Standardizing a barrel of Bakken oil could be part of the solution to safer transportation of the light, sweet crude.
The North Dakota Industrial Commission discussed what may be needed to regulate oil conditioning at their monthly meeting on July 29, and decided to quickly set up an additional meeting to gain greater insight on the subject. Oil conditioning can be done one of three ways: through processing at a refinery where various components are removed through the boiling process; by stabilization at a plant by removing anything lighter than butane; or separating oil from the water and gas at the wellhead. While the conditioning options downstream are often utilized, the state’s Department of Mineral Resources Director Lynn Helms told the commission that properly handling the oil as it comes out of the wellhead before it goes to pipe, on a truck or rail car allows for the safest transport.
“We do want to be sure that we understand the conditioning that’s required and is meant to be taking place in North Dakota,” said Gov. Jack Dalrymple. “What steps do we have to take to begin to monitor and basically regulate that, oversee it? We assume (operators) are doing conditioning but we have no mechanism to verify that.”
Study will give some insightA recent study conducted by Turner Mason, a Dallas-based consulting company, reviewed Bakken crude samples collected at refineries by the U.S. Department of Transportation’s Pipeline and Hazardous Materials Safety Administration, to create a set of parameters so that if a company buys or hauls a barrel of oil, it would be standardized much like a West Texas Intermediate benchmark.
A unique aspect of the study was that Turner Mason also recorded field-operated data to determine what conditions resulted in a certain type of barrel versus another. Helms said that is the only study that provides the parameters to achieve a uniform, safe barrel.
“By having those, they can now model how many separators should it go through, what should the conditions at a heater treater be, how many tanks should it move through, so at the end it has no propane in it and very, very little butane,” Helms said. “It can go into a truck, rail car, or anywhere and not have potential problems.”
To this point, oil conditioning has varied depending on what was cost effective for an operator. “I think the goal of the commission is to get to a set of parameters that allow for that but make sure the oil is safe to transport,” Helms said.
Obtaining a scientific basisWith conflicting Bakken volatility studies and new federal rail regulations on the horizon, the NDIC wants to respond to the information in the study as soon as possible.

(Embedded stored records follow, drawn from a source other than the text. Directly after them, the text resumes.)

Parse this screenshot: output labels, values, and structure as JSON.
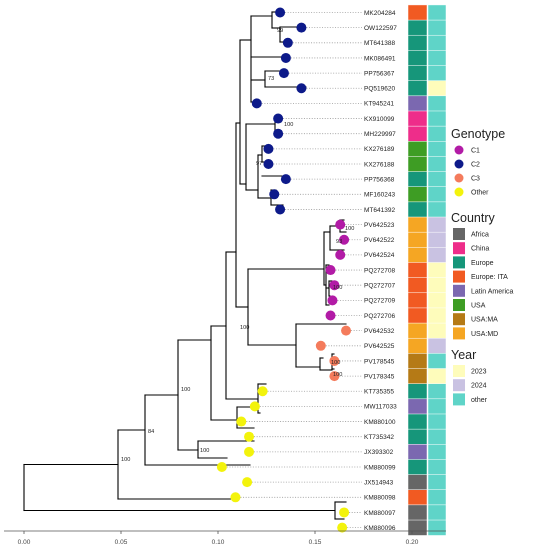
{
  "palette": {
    "genotype": {
      "C1": "#b21ba6",
      "C2": "#0d1a8a",
      "C3": "#f47b5c",
      "Other": "#f3f30c"
    },
    "country": {
      "Africa": "#666666",
      "China": "#ee2d8a",
      "Europe": "#16967a",
      "Europe: ITA": "#f15a22",
      "Latin America": "#7b68b0",
      "USA": "#3e9d24",
      "USA:MA": "#b57a16",
      "USA:MD": "#f5a623"
    },
    "year": {
      "2023": "#fefcbb",
      "2024": "#c9c2e2",
      "other": "#5fd4c8"
    }
  },
  "tree": {
    "tips": [
      {
        "label": "MK204284",
        "x": 0.132,
        "genotype": "C2",
        "country": "Europe: ITA",
        "year": "other"
      },
      {
        "label": "OW122597",
        "x": 0.143,
        "genotype": "C2",
        "country": "Europe",
        "year": "other"
      },
      {
        "label": "MT641388",
        "x": 0.136,
        "genotype": "C2",
        "country": "Europe",
        "year": "other"
      },
      {
        "label": "MK086491",
        "x": 0.135,
        "genotype": "C2",
        "country": "Europe",
        "year": "other"
      },
      {
        "label": "PP756367",
        "x": 0.134,
        "genotype": "C2",
        "country": "Europe",
        "year": "other"
      },
      {
        "label": "PQ519620",
        "x": 0.143,
        "genotype": "C2",
        "country": "Europe",
        "year": "2023"
      },
      {
        "label": "KT945241",
        "x": 0.12,
        "genotype": "C2",
        "country": "Latin America",
        "year": "other"
      },
      {
        "label": "KX910099",
        "x": 0.131,
        "genotype": "C2",
        "country": "China",
        "year": "other"
      },
      {
        "label": "MH229997",
        "x": 0.131,
        "genotype": "C2",
        "country": "China",
        "year": "other"
      },
      {
        "label": "KX276189",
        "x": 0.126,
        "genotype": "C2",
        "country": "USA",
        "year": "other"
      },
      {
        "label": "KX276188",
        "x": 0.126,
        "genotype": "C2",
        "country": "USA",
        "year": "other"
      },
      {
        "label": "PP756368",
        "x": 0.135,
        "genotype": "C2",
        "country": "Europe",
        "year": "other"
      },
      {
        "label": "MF160243",
        "x": 0.129,
        "genotype": "C2",
        "country": "USA",
        "year": "other"
      },
      {
        "label": "MT641392",
        "x": 0.132,
        "genotype": "C2",
        "country": "Europe",
        "year": "other"
      },
      {
        "label": "PV642523",
        "x": 0.163,
        "genotype": "C1",
        "country": "USA:MD",
        "year": "2024"
      },
      {
        "label": "PV642522",
        "x": 0.165,
        "genotype": "C1",
        "country": "USA:MD",
        "year": "2024"
      },
      {
        "label": "PV642524",
        "x": 0.163,
        "genotype": "C1",
        "country": "USA:MD",
        "year": "2024"
      },
      {
        "label": "PQ272708",
        "x": 0.158,
        "genotype": "C1",
        "country": "Europe: ITA",
        "year": "2023"
      },
      {
        "label": "PQ272707",
        "x": 0.16,
        "genotype": "C1",
        "country": "Europe: ITA",
        "year": "2023"
      },
      {
        "label": "PQ272709",
        "x": 0.159,
        "genotype": "C1",
        "country": "Europe: ITA",
        "year": "2023"
      },
      {
        "label": "PQ272706",
        "x": 0.158,
        "genotype": "C1",
        "country": "Europe: ITA",
        "year": "2023"
      },
      {
        "label": "PV642532",
        "x": 0.166,
        "genotype": "C3",
        "country": "USA:MD",
        "year": "2023"
      },
      {
        "label": "PV642525",
        "x": 0.153,
        "genotype": "C3",
        "country": "USA:MD",
        "year": "2024"
      },
      {
        "label": "PV178545",
        "x": 0.16,
        "genotype": "C3",
        "country": "USA:MA",
        "year": "other"
      },
      {
        "label": "PV178345",
        "x": 0.16,
        "genotype": "C3",
        "country": "USA:MA",
        "year": "2023"
      },
      {
        "label": "KT735355",
        "x": 0.123,
        "genotype": "Other",
        "country": "Europe",
        "year": "other"
      },
      {
        "label": "MW117033",
        "x": 0.119,
        "genotype": "Other",
        "country": "Latin America",
        "year": "other"
      },
      {
        "label": "KM880100",
        "x": 0.112,
        "genotype": "Other",
        "country": "Europe",
        "year": "other"
      },
      {
        "label": "KT735342",
        "x": 0.116,
        "genotype": "Other",
        "country": "Europe",
        "year": "other"
      },
      {
        "label": "JX393302",
        "x": 0.116,
        "genotype": "Other",
        "country": "Latin America",
        "year": "other"
      },
      {
        "label": "KM880099",
        "x": 0.102,
        "genotype": "Other",
        "country": "Europe",
        "year": "other"
      },
      {
        "label": "JX514943",
        "x": 0.115,
        "genotype": "Other",
        "country": "Africa",
        "year": "other"
      },
      {
        "label": "KM880098",
        "x": 0.109,
        "genotype": "Other",
        "country": "Europe: ITA",
        "year": "other"
      },
      {
        "label": "KM880097",
        "x": 0.165,
        "genotype": "Other",
        "country": "Africa",
        "year": "other"
      },
      {
        "label": "KM880096",
        "x": 0.164,
        "genotype": "Other",
        "country": "Africa",
        "year": "other"
      }
    ],
    "bootstrap_labels": [
      "99",
      "73",
      "100",
      "97",
      "100",
      "93",
      "100",
      "100",
      "100",
      "100",
      "100",
      "84",
      "100",
      "100"
    ],
    "x_ticks": [
      "0.00",
      "0.05",
      "0.10",
      "0.15",
      "0.20"
    ],
    "x_tick_values": [
      0,
      0.05,
      0.1,
      0.15,
      0.2
    ]
  },
  "legend": {
    "genotype_title": "Genotype",
    "genotype_items": [
      {
        "label": "C1",
        "key": "C1"
      },
      {
        "label": "C2",
        "key": "C2"
      },
      {
        "label": "C3",
        "key": "C3"
      },
      {
        "label": "Other",
        "key": "Other"
      }
    ],
    "country_title": "Country",
    "country_items": [
      {
        "label": "Africa",
        "key": "Africa"
      },
      {
        "label": "China",
        "key": "China"
      },
      {
        "label": "Europe",
        "key": "Europe"
      },
      {
        "label": "Europe: ITA",
        "key": "Europe: ITA"
      },
      {
        "label": "Latin America",
        "key": "Latin America"
      },
      {
        "label": "USA",
        "key": "USA"
      },
      {
        "label": "USA:MA",
        "key": "USA:MA"
      },
      {
        "label": "USA:MD",
        "key": "USA:MD"
      }
    ],
    "year_title": "Year",
    "year_items": [
      {
        "label": "2023",
        "key": "2023"
      },
      {
        "label": "2024",
        "key": "2024"
      },
      {
        "label": "other",
        "key": "other"
      }
    ]
  }
}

The commission plans to meet during the week of Aug. 3 to hear from Turner Mason and clarify what needs to be done to develop a Bakken standardization.

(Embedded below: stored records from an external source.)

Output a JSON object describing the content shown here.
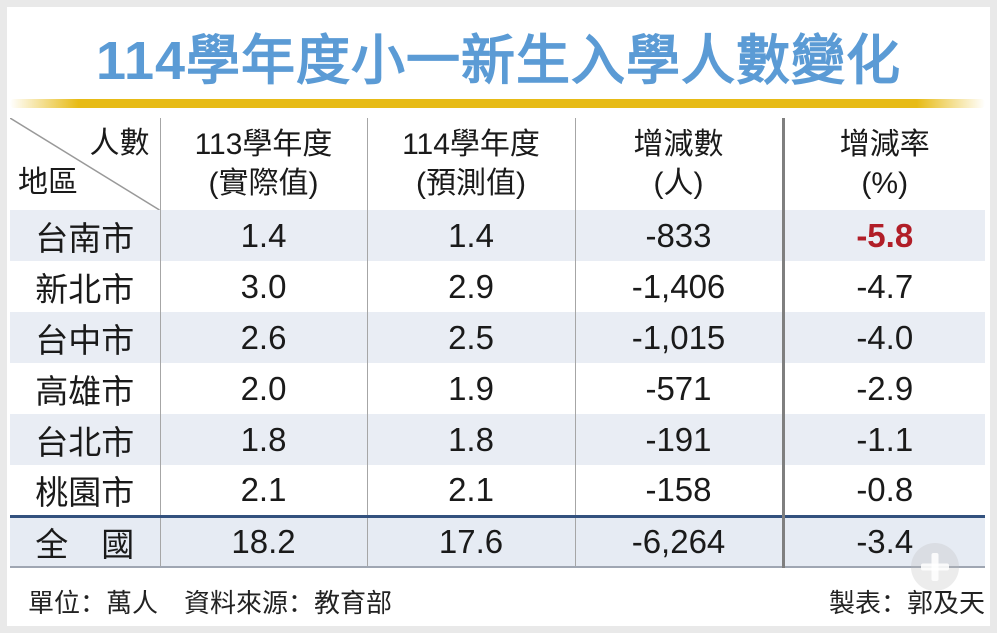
{
  "title": "114學年度小一新生入學人數變化",
  "colors": {
    "title_blue": "#5B9BD5",
    "gold_bar": "#E7BB16",
    "row_stripe": "#E9EDF4",
    "total_divider_blue": "#33517E",
    "negative_red": "#B11E28",
    "thin_grid": "#A6A6A6",
    "thick_grid": "#7F7F7F"
  },
  "table": {
    "corner": {
      "top_right": "人數",
      "bottom_left": "地區"
    },
    "columns": [
      {
        "line1": "113學年度",
        "line2": "(實際值)"
      },
      {
        "line1": "114學年度",
        "line2": "(預測值)"
      },
      {
        "line1": "增減數",
        "line2": "(人)"
      },
      {
        "line1": "增減率",
        "line2": "(%)"
      }
    ],
    "rows": [
      {
        "region": "台南市",
        "y113": "1.4",
        "y114": "1.4",
        "change": "-833",
        "rate": "-5.8",
        "rate_highlight": true
      },
      {
        "region": "新北市",
        "y113": "3.0",
        "y114": "2.9",
        "change": "-1,406",
        "rate": "-4.7",
        "rate_highlight": false
      },
      {
        "region": "台中市",
        "y113": "2.6",
        "y114": "2.5",
        "change": "-1,015",
        "rate": "-4.0",
        "rate_highlight": false
      },
      {
        "region": "高雄市",
        "y113": "2.0",
        "y114": "1.9",
        "change": "-571",
        "rate": "-2.9",
        "rate_highlight": false
      },
      {
        "region": "台北市",
        "y113": "1.8",
        "y114": "1.8",
        "change": "-191",
        "rate": "-1.1",
        "rate_highlight": false
      },
      {
        "region": "桃園市",
        "y113": "2.1",
        "y114": "2.1",
        "change": "-158",
        "rate": "-0.8",
        "rate_highlight": false
      }
    ],
    "total": {
      "region": "全　國",
      "y113": "18.2",
      "y114": "17.6",
      "change": "-6,264",
      "rate": "-3.4"
    }
  },
  "footer": {
    "left": "單位：萬人　資料來源：教育部",
    "right": "製表：郭及天"
  },
  "chart_data": {
    "type": "table",
    "title": "114學年度小一新生入學人數變化",
    "unit": "萬人",
    "source": "教育部",
    "author": "郭及天",
    "columns": [
      "地區",
      "113學年度(實際值)",
      "114學年度(預測值)",
      "增減數(人)",
      "增減率(%)"
    ],
    "rows": [
      [
        "台南市",
        1.4,
        1.4,
        -833,
        -5.8
      ],
      [
        "新北市",
        3.0,
        2.9,
        -1406,
        -4.7
      ],
      [
        "台中市",
        2.6,
        2.5,
        -1015,
        -4.0
      ],
      [
        "高雄市",
        2.0,
        1.9,
        -571,
        -2.9
      ],
      [
        "台北市",
        1.8,
        1.8,
        -191,
        -1.1
      ],
      [
        "桃園市",
        2.1,
        2.1,
        -158,
        -0.8
      ],
      [
        "全國",
        18.2,
        17.6,
        -6264,
        -3.4
      ]
    ]
  }
}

“This recent stuff that’s come out from DOT … apparently it keeps referring to ‘Bakken oil’ like everybody’s supposed to know what that means,” Dalrymple said. “That doesn’t sound very scientific to me and we have to get it on some type of scientific basis.” Dalrymple said the meeting could help determine whether the commission needs to set up a hearing for input on potential oil conditioning regulations.
A Bakken benchmark?Speaking with reporters following the commission meeting, Helms said the question people should be asking is not how volatile or flammable Bakken oil is, but what is a Bakken barrel when it is properly conditioned and safe for transportation?
“In almost every way we can control that,” Helms said. “We can separate those components through different pressures and temperatures … we already have a law in place for NDIC to establish some standards.”
No other states have such standards to arrive at a type of oil, Helms said, so “again, we’ll be at the tip of the spear,” he said. “We need to invent a new paradigm on how to do this.”
And the state may not stop there. One of Turner Mason’s specialties, according to Helms, is standardizing an oil product in order to develop a crude oil benchmark that could be traded on the commodity exchange.
“I think it will really enhance the value of a Bakken barrel because people will no longer be buying a barrel and comparing it to a WTI or an Eagle Ford or a Brent barrel. They’ll know what’s in it so when it arrives at the refinery they know what the yield is going to be,” Helms explained. “So I think in the long run the operators will really benefit from this because what they’ll be selling will be a higher value commodity.”